Silent Relay Failure

(imported topic written by SystemAdmin)

I’m consistently seeing a relay anomoly on 8.2.1093 that I haven’t seen in previous versions. The relay service is running and process is in memory, but it isn’t doing anything. There aren’t any errors logged either in the relay log or windows app log. However agents and upstream relays apparently detect something is wrong and literally stop talking to it. In this state, doing netstat -an shows that the relay is listening on 52311, but there are no conversations with other machines. Cycling the relay, then doing netstat -an shows dozens, maybe hundreds, of connections to agents and upstream relays.

The clue I watch for is when a large number of agents start reporting directly to the central server instead of their local or central relays. It isn’t uncommon to find several relays - frequently central relays - in this situation simultaneously.

Any ideas? Has anyone else seen this behavior?

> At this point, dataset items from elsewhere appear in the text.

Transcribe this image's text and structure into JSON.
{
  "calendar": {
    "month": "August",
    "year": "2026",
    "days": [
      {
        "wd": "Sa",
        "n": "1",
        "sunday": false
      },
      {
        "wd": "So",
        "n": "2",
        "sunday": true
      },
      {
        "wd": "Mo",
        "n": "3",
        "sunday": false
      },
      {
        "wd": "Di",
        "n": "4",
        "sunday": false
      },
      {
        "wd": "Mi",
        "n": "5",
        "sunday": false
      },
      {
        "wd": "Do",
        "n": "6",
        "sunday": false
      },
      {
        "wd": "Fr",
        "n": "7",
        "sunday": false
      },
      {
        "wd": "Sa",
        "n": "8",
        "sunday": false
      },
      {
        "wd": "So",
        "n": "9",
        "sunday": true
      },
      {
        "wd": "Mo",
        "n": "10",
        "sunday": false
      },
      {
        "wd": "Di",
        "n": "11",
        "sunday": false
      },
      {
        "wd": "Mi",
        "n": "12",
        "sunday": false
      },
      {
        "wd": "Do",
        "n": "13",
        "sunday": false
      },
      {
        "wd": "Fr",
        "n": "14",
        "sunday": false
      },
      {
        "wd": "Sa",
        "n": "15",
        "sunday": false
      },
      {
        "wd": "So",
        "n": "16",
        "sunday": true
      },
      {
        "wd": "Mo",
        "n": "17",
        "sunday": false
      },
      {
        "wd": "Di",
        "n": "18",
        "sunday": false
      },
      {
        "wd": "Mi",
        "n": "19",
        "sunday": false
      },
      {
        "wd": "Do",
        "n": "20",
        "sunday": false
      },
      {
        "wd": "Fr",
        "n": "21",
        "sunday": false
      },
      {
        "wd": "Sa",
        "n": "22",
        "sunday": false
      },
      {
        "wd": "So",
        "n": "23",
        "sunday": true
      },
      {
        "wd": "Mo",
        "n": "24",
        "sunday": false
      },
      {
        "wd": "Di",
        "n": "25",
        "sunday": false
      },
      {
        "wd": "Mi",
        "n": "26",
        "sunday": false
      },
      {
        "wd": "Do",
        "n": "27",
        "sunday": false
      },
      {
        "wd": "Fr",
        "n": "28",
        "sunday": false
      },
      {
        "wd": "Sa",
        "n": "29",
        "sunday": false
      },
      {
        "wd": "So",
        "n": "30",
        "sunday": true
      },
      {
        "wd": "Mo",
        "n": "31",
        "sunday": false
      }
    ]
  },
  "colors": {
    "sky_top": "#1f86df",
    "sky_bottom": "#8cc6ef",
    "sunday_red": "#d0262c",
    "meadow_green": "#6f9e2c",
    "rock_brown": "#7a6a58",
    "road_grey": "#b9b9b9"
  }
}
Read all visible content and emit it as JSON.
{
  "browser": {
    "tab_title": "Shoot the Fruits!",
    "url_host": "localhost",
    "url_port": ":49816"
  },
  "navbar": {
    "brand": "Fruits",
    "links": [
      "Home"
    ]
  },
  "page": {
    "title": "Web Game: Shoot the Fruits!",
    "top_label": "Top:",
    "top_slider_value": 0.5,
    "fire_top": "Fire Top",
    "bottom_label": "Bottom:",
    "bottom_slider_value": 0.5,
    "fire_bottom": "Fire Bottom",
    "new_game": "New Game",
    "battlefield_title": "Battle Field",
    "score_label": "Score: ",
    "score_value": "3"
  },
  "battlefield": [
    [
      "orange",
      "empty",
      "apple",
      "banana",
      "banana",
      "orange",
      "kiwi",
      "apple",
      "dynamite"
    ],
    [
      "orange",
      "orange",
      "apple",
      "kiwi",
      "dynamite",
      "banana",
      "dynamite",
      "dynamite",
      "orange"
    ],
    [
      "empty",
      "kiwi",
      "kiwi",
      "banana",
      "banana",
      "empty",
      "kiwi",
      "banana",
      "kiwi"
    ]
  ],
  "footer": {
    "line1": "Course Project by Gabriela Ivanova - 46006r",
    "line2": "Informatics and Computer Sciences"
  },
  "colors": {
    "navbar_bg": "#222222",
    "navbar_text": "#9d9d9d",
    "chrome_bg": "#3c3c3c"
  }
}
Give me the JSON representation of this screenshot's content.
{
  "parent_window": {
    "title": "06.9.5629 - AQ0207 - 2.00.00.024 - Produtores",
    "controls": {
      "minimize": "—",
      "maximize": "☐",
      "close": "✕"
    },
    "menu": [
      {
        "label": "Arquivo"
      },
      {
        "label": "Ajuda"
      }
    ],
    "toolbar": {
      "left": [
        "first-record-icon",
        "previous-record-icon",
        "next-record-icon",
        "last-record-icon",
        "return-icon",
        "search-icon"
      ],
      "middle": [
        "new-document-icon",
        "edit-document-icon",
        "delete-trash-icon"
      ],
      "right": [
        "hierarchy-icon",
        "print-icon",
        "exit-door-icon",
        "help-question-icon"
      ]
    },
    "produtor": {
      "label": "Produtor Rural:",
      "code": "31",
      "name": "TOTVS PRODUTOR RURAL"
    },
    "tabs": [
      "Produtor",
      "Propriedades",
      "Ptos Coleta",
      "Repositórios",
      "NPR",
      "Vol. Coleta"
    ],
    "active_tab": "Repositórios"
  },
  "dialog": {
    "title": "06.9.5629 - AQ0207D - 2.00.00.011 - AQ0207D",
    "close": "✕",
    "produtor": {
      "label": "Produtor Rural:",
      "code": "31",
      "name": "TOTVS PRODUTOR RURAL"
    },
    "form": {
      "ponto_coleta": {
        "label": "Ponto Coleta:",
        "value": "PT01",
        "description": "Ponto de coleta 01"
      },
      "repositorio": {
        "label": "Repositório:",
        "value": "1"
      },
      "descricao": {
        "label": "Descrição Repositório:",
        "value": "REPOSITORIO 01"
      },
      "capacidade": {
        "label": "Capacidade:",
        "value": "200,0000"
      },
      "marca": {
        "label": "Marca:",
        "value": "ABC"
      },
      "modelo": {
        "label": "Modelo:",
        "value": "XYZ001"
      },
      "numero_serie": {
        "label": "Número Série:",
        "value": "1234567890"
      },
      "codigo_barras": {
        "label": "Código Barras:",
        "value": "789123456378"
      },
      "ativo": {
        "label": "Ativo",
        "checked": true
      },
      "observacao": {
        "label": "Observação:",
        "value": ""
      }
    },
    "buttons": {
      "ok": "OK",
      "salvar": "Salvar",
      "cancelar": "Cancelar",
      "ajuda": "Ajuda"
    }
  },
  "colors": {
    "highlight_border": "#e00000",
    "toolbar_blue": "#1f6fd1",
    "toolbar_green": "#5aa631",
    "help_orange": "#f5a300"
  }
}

(imported comment written by SystemAdmin)

Using the throttling setting _BESRelay_HTTPServer_MaxConnections on 8.2.x relays appears to be the culprit. Throttle max connections and the relay silently goes out to lunch over a period of hours or days depending on demand. The exe remains in memory, the service is running, but nothing can connect to it. Using netstat confirms that no connections are working. This setting worked fine in previous relay versions.

I’m experimenting with some other throttling settings to see if they work and if I can achieve the same basic result.

(imported comment written by RubenB.)

Has anyone found a fix for this? I just upgraded to version 8.1.634.0 and 14 of my relays just disappear after a few hours? When i connect to the machine, I see both services (Client and Relay)running. If I stop the relay service, the machine comes back online.

Thanks.

(imported comment written by SystemAdmin)

Are you using the throttling setting _BESRelay_HTTPServer_MaxConnections? If so, set it to a large number, then cycle the relay. Or avoid using that setting altogether in favor of other throttling options. I suspect when the max connections threshold has been reached, the relay doesn’t know what to do with the additional incoming connections that end up effectively DDOSing the relay. The relay apparently then abbends, but remains in memory, which is very misleading from a trouble-shooting perspective. Use netstat -an to find out if the relay is actively talking to others. If it is listening on 52311, but isn’t communicating with any agents or relays, then it has basically abbended. You should normally see a large list of connections in various states to 52311.

(imported comment written by SystemAdmin)

We are on BixFig version 8.0.584.0 and have the same problem. The documentation on “_BESRelay_HTTPServer_MaxConnections” is very limited and doesn’t have list criteria to determine what might be a better setting than the default 1024.

Any suggestions.

Greg Messemer